1988 brachte Atari endlich ein neues TOS auf den Markt. Version 1.04 beseitigte den alten 40 Ordner Bug, verbesserte die Festplatten Unterstützung und endlich konnte man Ordner umbenennen. Sogar ein CD Rom Laufwerk für den Atari ST wurde auf den Markt gebracht. Mit dem Transputer ATW800 sorgte man zudem für Aufsehen. Ebenfalls 1988 erschien der erste Atari Klon 190ST. IBP griff sich einen Mega ST und trimmte ihn auf Industrie Standard. Doch damit nicht genug. Mit Hardwaremodifikationen und Erweiterungskarten wurde auch die Leistung verbessert. Später erschien sogar eine Variante mit MC 68020 CPU. Etwas was Atari nie auf die Reihe bringen sollte. Es ist durchaus möglich, dass diese robusten Rechner noch immer in der ein oder anderen Fabrikanlage zu finden sind.

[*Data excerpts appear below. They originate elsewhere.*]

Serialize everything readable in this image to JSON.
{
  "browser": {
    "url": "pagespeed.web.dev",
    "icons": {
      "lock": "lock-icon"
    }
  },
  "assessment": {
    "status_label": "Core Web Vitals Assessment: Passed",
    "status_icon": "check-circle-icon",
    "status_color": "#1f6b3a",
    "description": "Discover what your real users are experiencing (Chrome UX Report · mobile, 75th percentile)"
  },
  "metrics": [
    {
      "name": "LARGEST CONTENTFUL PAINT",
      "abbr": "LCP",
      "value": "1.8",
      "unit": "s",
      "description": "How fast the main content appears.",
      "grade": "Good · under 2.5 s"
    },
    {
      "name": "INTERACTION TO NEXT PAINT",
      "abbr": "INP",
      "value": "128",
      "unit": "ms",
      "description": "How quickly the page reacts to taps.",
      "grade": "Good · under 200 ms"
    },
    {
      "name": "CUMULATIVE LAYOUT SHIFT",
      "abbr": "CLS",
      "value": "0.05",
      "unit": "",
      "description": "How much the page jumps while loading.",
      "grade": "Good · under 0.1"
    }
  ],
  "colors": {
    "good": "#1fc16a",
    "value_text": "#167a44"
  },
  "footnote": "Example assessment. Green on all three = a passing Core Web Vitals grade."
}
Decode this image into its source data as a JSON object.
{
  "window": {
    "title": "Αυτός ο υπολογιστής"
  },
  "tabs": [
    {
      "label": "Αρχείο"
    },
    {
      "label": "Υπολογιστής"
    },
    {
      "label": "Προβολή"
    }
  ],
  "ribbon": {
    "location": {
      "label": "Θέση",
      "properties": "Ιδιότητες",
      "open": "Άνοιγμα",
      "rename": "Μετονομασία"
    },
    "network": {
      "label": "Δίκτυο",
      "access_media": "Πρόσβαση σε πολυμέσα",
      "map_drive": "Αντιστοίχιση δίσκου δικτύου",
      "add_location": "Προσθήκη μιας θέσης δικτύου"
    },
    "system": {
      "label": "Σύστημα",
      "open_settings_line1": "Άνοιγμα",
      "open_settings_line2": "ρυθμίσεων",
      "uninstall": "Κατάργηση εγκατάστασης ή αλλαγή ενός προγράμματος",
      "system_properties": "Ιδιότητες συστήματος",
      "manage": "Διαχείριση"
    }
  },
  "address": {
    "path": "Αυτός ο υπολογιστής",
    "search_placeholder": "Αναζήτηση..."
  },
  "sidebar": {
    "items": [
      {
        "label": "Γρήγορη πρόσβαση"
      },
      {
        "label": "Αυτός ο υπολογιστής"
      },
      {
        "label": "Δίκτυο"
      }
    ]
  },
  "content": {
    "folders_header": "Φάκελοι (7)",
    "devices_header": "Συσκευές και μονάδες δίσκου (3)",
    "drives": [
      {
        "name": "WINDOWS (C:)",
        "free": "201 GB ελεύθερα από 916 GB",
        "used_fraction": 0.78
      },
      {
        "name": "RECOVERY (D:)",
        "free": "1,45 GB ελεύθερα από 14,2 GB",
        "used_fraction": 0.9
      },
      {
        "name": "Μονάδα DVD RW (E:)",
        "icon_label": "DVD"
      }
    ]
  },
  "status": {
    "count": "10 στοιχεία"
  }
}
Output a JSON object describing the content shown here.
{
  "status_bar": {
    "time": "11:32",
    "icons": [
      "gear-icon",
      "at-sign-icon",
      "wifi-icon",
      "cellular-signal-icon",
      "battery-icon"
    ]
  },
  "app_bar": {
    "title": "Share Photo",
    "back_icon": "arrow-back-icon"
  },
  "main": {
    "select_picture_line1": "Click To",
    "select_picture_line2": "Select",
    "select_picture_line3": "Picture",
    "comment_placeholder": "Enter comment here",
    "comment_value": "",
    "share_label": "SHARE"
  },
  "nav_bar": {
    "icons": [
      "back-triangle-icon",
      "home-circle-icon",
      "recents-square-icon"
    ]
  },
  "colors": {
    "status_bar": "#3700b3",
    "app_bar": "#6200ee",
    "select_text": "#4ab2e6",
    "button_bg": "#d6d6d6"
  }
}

Doch jeder Höhenflug hat auch mal ein Ende. Commodore war, zumindest in der Gunst der Spieler, bald nicht mehr aufzuhalten. Neue verbesserte Modelle wie die STE Serie ( 1989 ) konnten den langsamen Niedergang ab Beginn der 90er nicht aufhalten. Versuche den professionellen Markt mit dem TT ( 1990 ) und ATW (1988) zu erreichen scheiterten genauso wie IBM kompatible Rechner (1987 bis 1991). Die portablen ST Systeme Stacy ( 1989 ) und ST Book ( 1991 ) waren nicht massentauglich. Der Mega STE (1991) erwies sich als am Markt vorbei entwickelt. Und Ataris letzte Großoffensive, der Falcon 030 ( 1992 ), scheiterte trotz innovativer Technik. Etliche Fehlentscheidungen in der Führungsetage und teilweise arrogantes Auftreten gegenüber der Presse und Vertriebspartner kosteten Atari immer mehr Marktanteile. Gleichzeitig wurden die IBM kompatiblen PCs immer stärker und begannen ihren Siegeszug bei den Heimanwendern. Die Ära der Heimcomputer neigte sich ab 1990 eindeutig ihrem Ende zu.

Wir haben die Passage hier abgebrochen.